I brought up how some people tell me, “we already have civilian oversight of the police! We have a civilian council that has authority to ask questions and demand changes!” And I shared how in the absence of an independent review board, we have been asking the council to assume that role. We asked th ask specific questions about the most recent killing: Chad Jensen’s fatal shooting of Anthony Pacheco. (Jensen is the same guy who beat Christian Aguilar.) Not a single member of the council dared to challenge the power of the police and ask any of those difficult questions. And although it is uncomfortable, it is important that they do so. And in not doing so, they are failing the community in their role of providing oversight, which is why we were there.
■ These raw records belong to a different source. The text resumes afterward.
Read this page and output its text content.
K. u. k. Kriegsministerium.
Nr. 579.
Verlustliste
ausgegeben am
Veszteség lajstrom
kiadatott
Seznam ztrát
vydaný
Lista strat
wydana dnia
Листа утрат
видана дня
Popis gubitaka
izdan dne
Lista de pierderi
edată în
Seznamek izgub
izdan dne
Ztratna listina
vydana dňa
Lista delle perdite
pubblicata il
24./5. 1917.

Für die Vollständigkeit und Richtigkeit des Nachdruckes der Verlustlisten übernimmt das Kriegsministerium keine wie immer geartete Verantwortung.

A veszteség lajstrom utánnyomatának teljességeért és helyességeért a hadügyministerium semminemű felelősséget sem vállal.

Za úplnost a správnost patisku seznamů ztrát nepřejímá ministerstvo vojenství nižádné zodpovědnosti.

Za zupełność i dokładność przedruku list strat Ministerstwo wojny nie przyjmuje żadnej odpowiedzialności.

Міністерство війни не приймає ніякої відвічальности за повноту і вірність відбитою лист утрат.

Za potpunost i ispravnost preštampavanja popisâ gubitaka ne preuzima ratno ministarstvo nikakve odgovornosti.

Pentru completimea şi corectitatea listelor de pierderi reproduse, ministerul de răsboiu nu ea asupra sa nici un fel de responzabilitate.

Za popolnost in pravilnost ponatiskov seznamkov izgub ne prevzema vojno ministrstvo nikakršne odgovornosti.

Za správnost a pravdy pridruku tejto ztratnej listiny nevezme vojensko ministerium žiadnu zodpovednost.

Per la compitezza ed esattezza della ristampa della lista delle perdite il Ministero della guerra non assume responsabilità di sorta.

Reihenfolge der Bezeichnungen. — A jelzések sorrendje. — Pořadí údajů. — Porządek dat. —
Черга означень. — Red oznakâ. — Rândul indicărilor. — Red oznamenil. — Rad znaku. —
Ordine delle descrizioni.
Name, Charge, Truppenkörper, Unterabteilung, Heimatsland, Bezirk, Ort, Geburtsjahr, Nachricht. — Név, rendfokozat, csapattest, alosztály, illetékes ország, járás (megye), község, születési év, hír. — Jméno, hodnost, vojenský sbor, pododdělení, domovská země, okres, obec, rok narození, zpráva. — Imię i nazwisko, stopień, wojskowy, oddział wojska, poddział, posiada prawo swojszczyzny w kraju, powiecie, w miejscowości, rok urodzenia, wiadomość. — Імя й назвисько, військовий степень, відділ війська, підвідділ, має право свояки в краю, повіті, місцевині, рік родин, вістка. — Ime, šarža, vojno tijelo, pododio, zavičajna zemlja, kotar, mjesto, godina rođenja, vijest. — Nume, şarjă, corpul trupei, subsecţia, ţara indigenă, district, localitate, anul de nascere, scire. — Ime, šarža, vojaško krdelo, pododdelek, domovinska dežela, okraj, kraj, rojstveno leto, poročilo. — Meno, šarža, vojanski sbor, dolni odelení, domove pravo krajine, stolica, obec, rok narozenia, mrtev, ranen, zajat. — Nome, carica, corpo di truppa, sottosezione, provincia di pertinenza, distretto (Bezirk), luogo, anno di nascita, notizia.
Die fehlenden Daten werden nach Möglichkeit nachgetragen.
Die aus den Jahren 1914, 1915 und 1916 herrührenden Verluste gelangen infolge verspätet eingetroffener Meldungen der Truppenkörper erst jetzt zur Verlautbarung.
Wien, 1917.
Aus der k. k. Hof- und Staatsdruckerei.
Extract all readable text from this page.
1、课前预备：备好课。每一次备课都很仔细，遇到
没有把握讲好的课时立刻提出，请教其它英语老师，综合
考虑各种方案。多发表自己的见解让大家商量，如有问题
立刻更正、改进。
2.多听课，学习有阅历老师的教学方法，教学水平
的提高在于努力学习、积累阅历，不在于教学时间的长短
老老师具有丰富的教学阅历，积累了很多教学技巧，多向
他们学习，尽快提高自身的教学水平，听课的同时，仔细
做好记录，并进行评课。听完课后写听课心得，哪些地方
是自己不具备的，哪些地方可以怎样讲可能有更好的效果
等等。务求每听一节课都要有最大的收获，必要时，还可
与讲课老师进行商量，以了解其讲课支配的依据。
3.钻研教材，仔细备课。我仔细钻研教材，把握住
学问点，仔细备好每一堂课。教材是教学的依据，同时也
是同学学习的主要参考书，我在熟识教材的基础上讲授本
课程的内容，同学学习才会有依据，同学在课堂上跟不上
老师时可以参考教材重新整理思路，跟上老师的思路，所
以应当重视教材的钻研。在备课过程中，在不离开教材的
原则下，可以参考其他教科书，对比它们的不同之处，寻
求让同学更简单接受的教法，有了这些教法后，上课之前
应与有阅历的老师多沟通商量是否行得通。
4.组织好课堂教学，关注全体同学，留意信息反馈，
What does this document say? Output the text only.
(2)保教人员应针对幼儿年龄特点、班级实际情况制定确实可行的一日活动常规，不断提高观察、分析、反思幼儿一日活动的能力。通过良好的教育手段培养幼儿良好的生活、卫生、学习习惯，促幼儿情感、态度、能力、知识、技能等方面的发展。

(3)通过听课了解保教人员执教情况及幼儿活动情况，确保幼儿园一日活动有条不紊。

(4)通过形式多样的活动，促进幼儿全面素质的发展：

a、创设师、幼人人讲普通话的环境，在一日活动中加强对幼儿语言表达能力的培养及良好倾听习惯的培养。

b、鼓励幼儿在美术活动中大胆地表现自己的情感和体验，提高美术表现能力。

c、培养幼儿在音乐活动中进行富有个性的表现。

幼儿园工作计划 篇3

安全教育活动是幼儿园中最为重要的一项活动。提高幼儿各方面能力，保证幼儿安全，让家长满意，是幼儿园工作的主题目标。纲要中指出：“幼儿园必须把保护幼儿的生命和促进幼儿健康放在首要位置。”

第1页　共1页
Then a sister whose family had suffered horrible abuse at the hands of police spoke. Her brother had overdosed, she explained, and instead of rendering aid, Pomona PD officers beat him. Later, the family moved to Upland. At a Halloween party at which many of the guests were African-American, police arrived and, feeling “threatened,” shot her brother. This does not happen at white parties, where hosts explain that they have a grandfather who works for the sheriff and are left alone with minor admonishments to lower music volume.
Several young people also spoke their truths, just as the sister and I had done. But when young women were talking, the mayor seemed to prefer making side conversation over genuinely listening. It was quite disappointing, especially to those of us that know him and have collaborated with him.
The mayor tried to explain that he was putting together of hand-picked committee of African-American leaders to address the issue. None of the young black people leading the action, many of whom are queer, had been invited to form part of that grouping.
We did have some tense moments here and there, and aside from some questionable comments by the mayor’s sister and one of the bystanders, things were actually pretty respectful. Tim tried to highlight his record of conceding to demands from the immigrant rights movement, and the COVID-19 relief fund, but the protesters refused to let him off the hook for his intransigence on police reform.
He called me a liar but I stand by what I said. He may have supported a different version of a police committee, but that committee had no power whatsoever, and cannot really be considered a bona fide oversight committee, so I resent that characterization.
We pledged to continue the struggle, and marched back to safety.